Internet Archive Submits Comments on Copyright and Artificial Intelligence

On Monday the Internet Archive joined thousands of others in submitting comments to the US Copyright Office as part of its study on Copyright and Artificial Intelligence.

Our high level view is that copyright law has been adapting to disruptive technologies since its earliest days and our existing copyright law is adequate to meet the disruptions of today. In particular, copyright’s flexible fair use provision deals well with the fact-specific nature of new technologies, and has already addressed earlier innovations in machine learning and text-and-data mining. So while Generative AI presents a host of policy challenges that may prompt different kinds of legislative reform, we do not see that new copyright laws are needed to respond to Generative AI today.

Our comments are guided by three core principles.


First, regulation of Artificial Intelligence should be considered holistically–not solely through the isolated lens of copyright law. As explained in the Library Copyright Alliance Principles for Artificial Intelligence and Copyright, “AI has the potential to disrupt many professions, not just individual creators. The response to this disruption (e.g., support for worker retraining through institutions such as community colleges and public libraries) should be developed on an economy-wide basis, and copyright law should not be treated as a means for addressing these broader societal challenges.” Going down a typical copyright path of creating new rights and licensing markets could, for AI, serve to worsen social problems like inequality, surveillance and monopolistic behavior of Big Tech and Big Media.

Second, any new copyright regulation of AI should not negatively impact the public’s right and ability to access information, knowledge, and culture.

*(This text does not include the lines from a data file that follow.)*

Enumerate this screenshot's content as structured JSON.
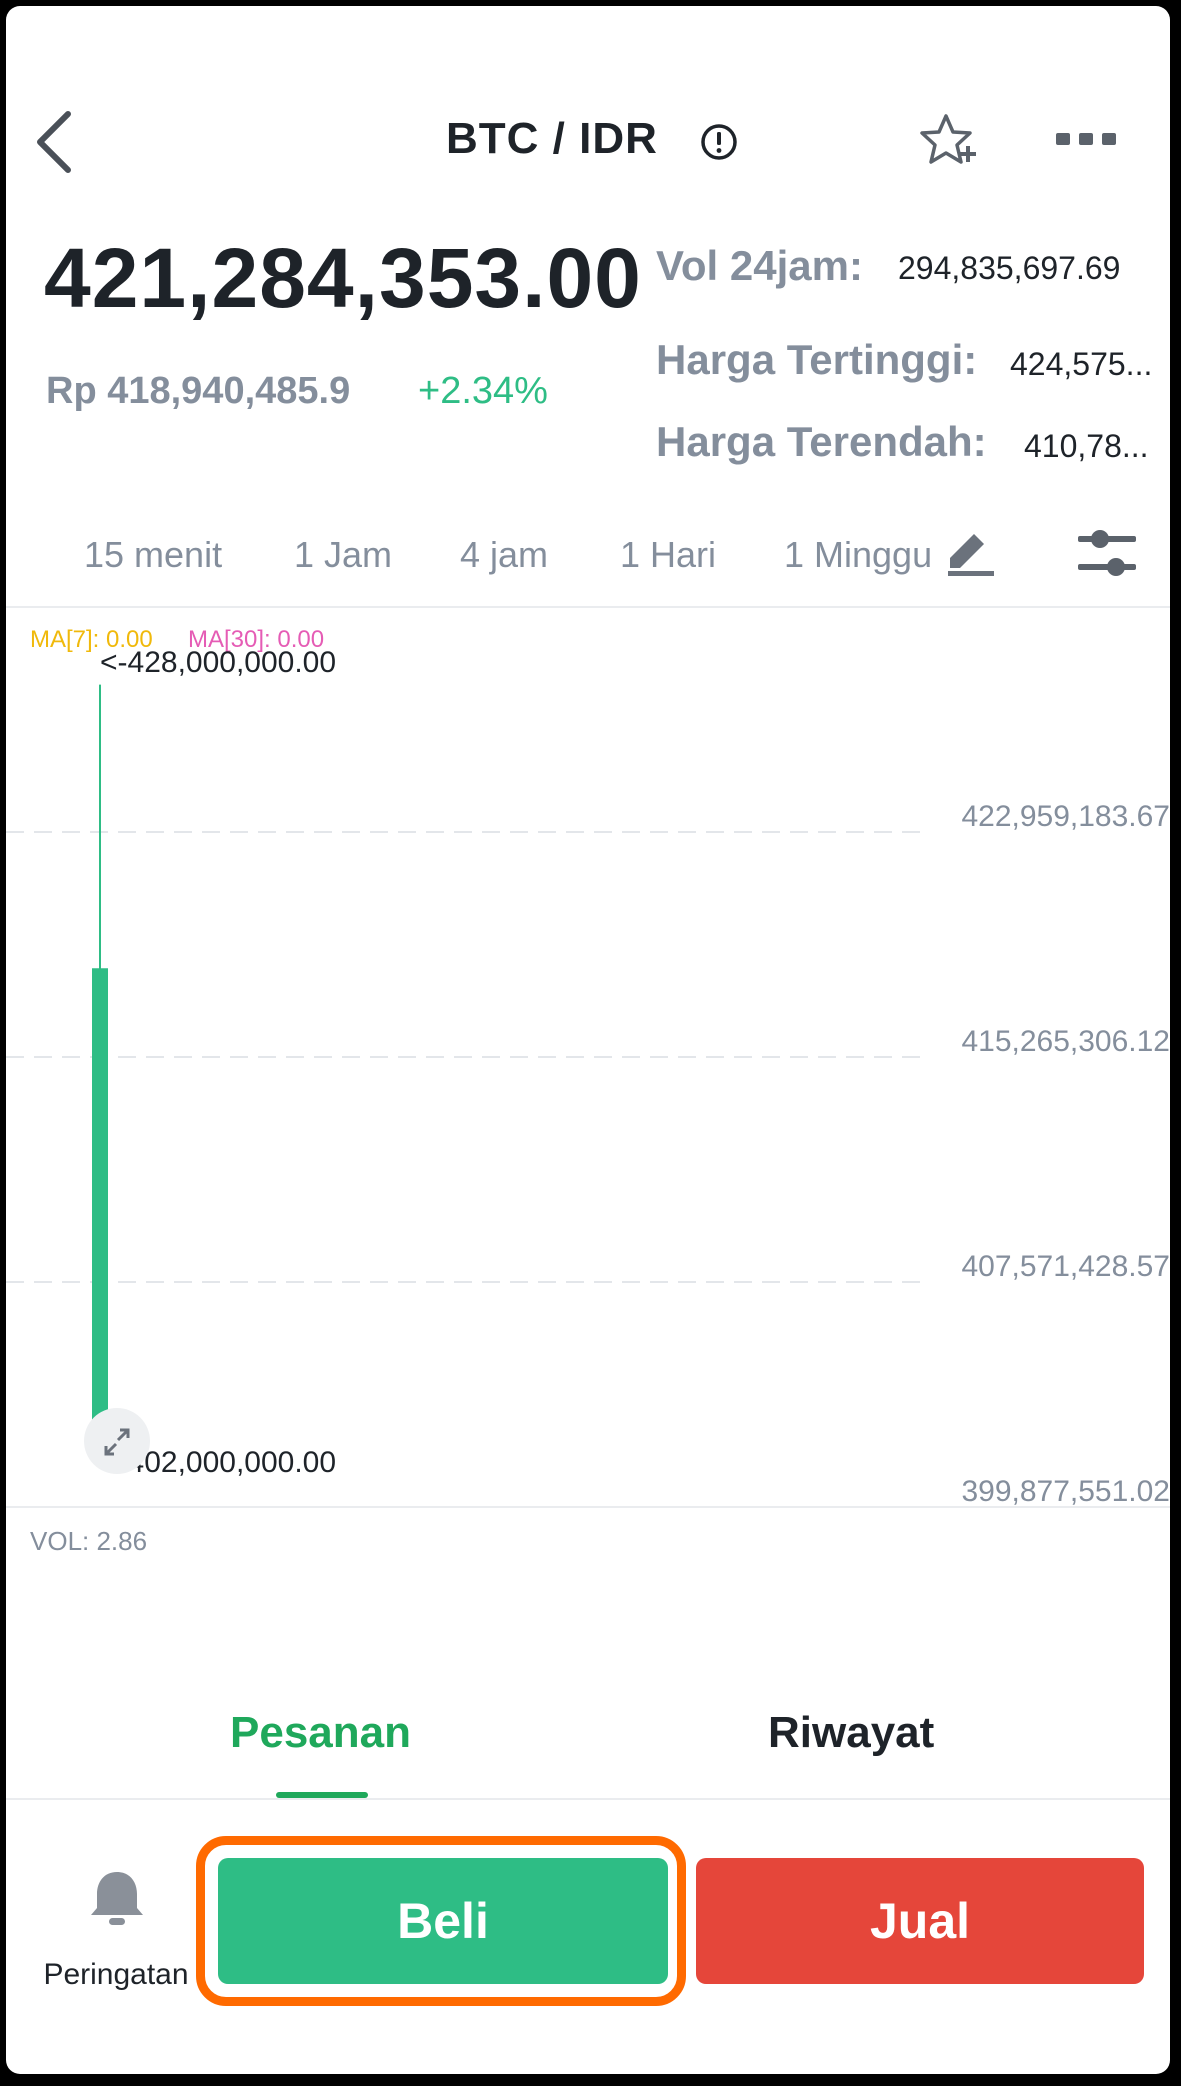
{
  "header": {
    "pair": "BTC / IDR",
    "back_icon": "chevron-left-icon",
    "info_icon": "info-circle-icon",
    "favorite_icon": "star-plus-icon",
    "more_icon": "more-dots-icon"
  },
  "price": {
    "last": "421,284,353.00",
    "fiat": "Rp 418,940,485.9",
    "change": "+2.34%",
    "change_color": "#2ebd85"
  },
  "stats": [
    {
      "label": "Vol 24jam:",
      "value": "294,835,697.69"
    },
    {
      "label": "Harga Tertinggi:",
      "value": "424,575..."
    },
    {
      "label": "Harga Terendah:",
      "value": "410,78..."
    }
  ],
  "intervals": [
    "15 menit",
    "1 Jam",
    "4 jam",
    "1 Hari",
    "1 Minggu"
  ],
  "chart_tools": {
    "draw_icon": "pencil-icon",
    "settings_icon": "sliders-icon"
  },
  "chart_data": {
    "type": "candlestick",
    "indicators": {
      "ma7": "MA[7]: 0.00",
      "ma30": "MA[30]: 0.00"
    },
    "high_label": "<-428,000,000.00",
    "low_label": "<-402,000,000.00",
    "y_ticks": [
      "422,959,183.67",
      "415,265,306.12",
      "407,571,428.57",
      "399,877,551.02"
    ],
    "y_tick_values": [
      422959183.67,
      415265306.12,
      407571428.57,
      399877551.02
    ],
    "candles": [
      {
        "open": 402800000,
        "close": 418300000,
        "high": 428000000,
        "low": 402000000,
        "direction": "up"
      }
    ],
    "grid": true,
    "candle_up_color": "#2ebd85",
    "volume": "VOL: 2.86"
  },
  "order_tabs": {
    "active": "Pesanan",
    "other": "Riwayat"
  },
  "actions": {
    "alert_label": "Peringatan",
    "alert_icon": "bell-icon",
    "buy_label": "Beli",
    "sell_label": "Jual",
    "buy_color": "#2ebd85",
    "sell_color": "#e5463a",
    "highlight_color": "#ff6a00"
  }
}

A primary purpose of copyright is to expand access to knowledge. See Authors Guild v. Google, 804 F.3d 202, 212 (2d Cir. 2015) (“Thus, while authors are undoubtedly important intended beneficiaries of copyright, the ultimate, primary intended beneficiary is the public, whose access to knowledge copyright seeks to advance  . . . .”). Proposals to amend the Copyright Act to address AI should be evaluated by the impact such new regulations would have on the public’s access to information, knowledge, and culture. In cases where proposals would have the effect of reducing public access, they should be rejected or balanced out with appropriate exceptions and limitations.

Third, universities, libraries, and other publicly-oriented institutions must be able to continue to ensure the public’s access to high quality, verifiable sources of news, scientific research and other information essential to their participation in our democratic society. Strong libraries and educational institutions can help mitigate some of the challenges to our information ecosystem, including those posed by AI. Libraries should be empowered to provide access to educational resources of all sorts– including the powerful Generative AI tools now being developed.

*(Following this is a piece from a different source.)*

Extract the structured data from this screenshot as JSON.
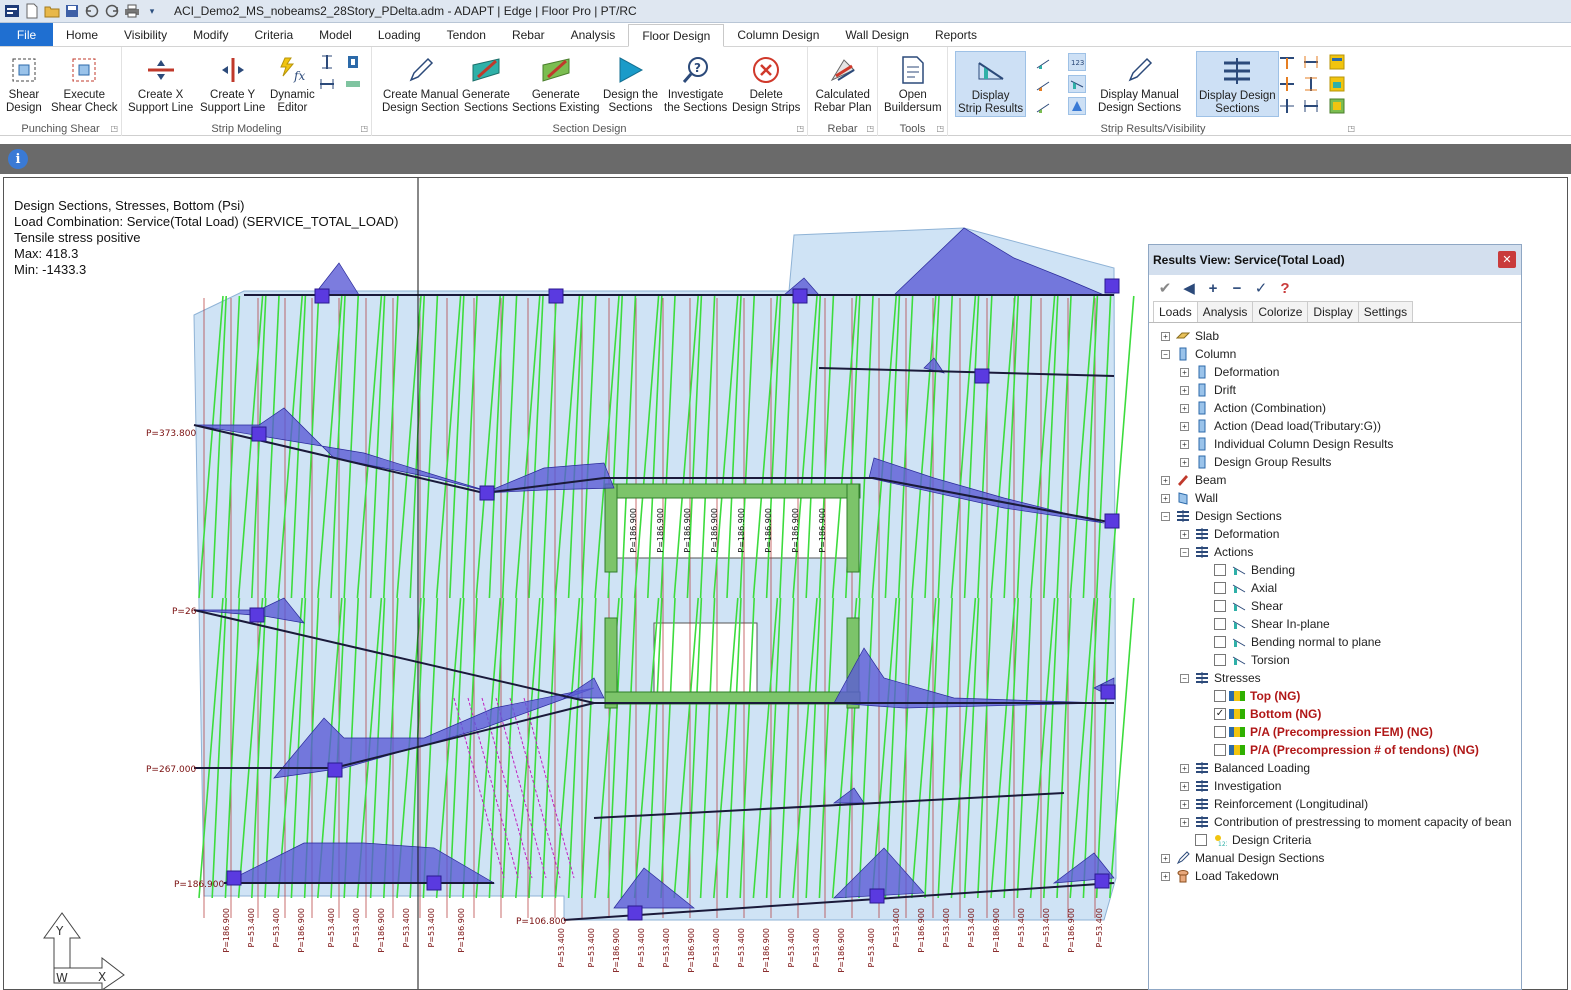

Read our full comments here.

12 thoughts on “Internet Archive Submits Comments on Copyright and Artificial Intelligence

  1. Tyler

    I am a frequent monetary contributor to the Archive, and I am confused about some of the positions being put forward by you regarding this issue. A few examples:
    ‘Going down a typical copyright path of creating new rights and licensing markets could, for AI, serve to worsen social problems like inequality, surveillance and monopolistic behavior of Big Tech and Big Media.’
    Generative AI is itself a product wholly derived from surveillance and monopolistic Big Tech behavior – it is built on wholesale scraping and industrial storage of human created data by either the biggest corporations on earth or startups directly funded by them. Saying that requiring them to provide some kind of trail that can be readily checked by a third party would somehow play into their hands seems disingenuous in the extreme.
    ‘Copyright rules regarding transparency must be carefully crafted so as not to discourage AI companies from disclosing data provenance and citing trustworthy sources.’
    This seems suspiciously close to ‘if you don’t allow them to go ahead and do it, how can you expect them to be honest with you about how?’, which is a well-established form of regulatory capture.
    ‘ For our part, we agree with the Library Copyright Alliance Principles for Copyright and Artificial Intelligence that data collection and nonconsumptive uses for the purposes of training AI models will generally be a fair use under US Copyright Law.’
    First what does ‘nonconsumptive’ mean in this context, given that modern ML generation is based on the technical loophole of recording every computable aspect of a given piece of data, just without direct copying into a readable format? And regarding your broader citing of fair use – up until now, fair use has been oriented around a person or persons quoting/parodying/collaging specific work from another person or set of persons. This differs massively from an indiscriminate collection of as many works as is possible for the purpose of theoretically infinite variations and amalgamations of said works. Regardless of whether one generated work borrows particularly from a specific human work, it is still inherently a process of algorithmic laundering.
    I am not inherently against ML or its usage, but using it for building gigantic models designed to mulch and mash the internet at large seems to be a monstrous idea, and can only accelerate the process of dehumanization and dis-empowering that you claim to be fighting against. I’m not sure if copyright law is the best way to fight against it, and I do not want other areas to be caught in the crossfire, but your suggestion that we simply trust the owners of these models to regulate themselves is outrageous.

  2. Tom

    So… you are saying that machines write the books. Stop pussyfooting around and just say it. And, how would you know? What kind of conspiracy is this? Also, ‘A.I.’ doesn’t exist. It is a checkdown system written by people. Big problem with the whole thing. Do you want millionaire novelists or do you want their careers stolen from them?

  3. Tom

    The Archive seems to have a student-leaning bias where ‘access’ is the point, it is not. Its nonexistence is essential to freedom. This is a moment for the United States Congress to drag these faceless people before the American public and condemn them.

  4. Tyler

    Why was my long dissenting comment, which thoroughly explained my objections to your comments, not approved by moderation , yet the above was?

  5. John Myers

    Tom,
    IF you would like others to understand your point you’ll need to calmly explain the problem. Then state your thoughts on the matter. All I see is a strange rant that makes no sense to me.

    J.

  6. williems

    their participation in our democratic society. Strong libraries and educational institutions can help mitigate some of the challenges to our information ecosystem, including those posed by AI. Libraries should be empowered to provide access to educational resources of all sorts– including the powerful Generative AI tools now being developed.

  7. Mandy

    So you agree for their jobs to be stolen? Basically you allow for big corporations to stole other people jobs and creations just to make even more money for themselves. You stop other people from wanting learn how to create, write, drag or even code.

  8. Mariya

    Greetings and respect I am looking for information about the Iranian actor and composer, Mr. Javad Nazari. He is 41 years old and lives in Tehran. has done Unfortunately, this is all the information I have about him, can I find more information about him here or not?! Thank you for your help

Comments are closed.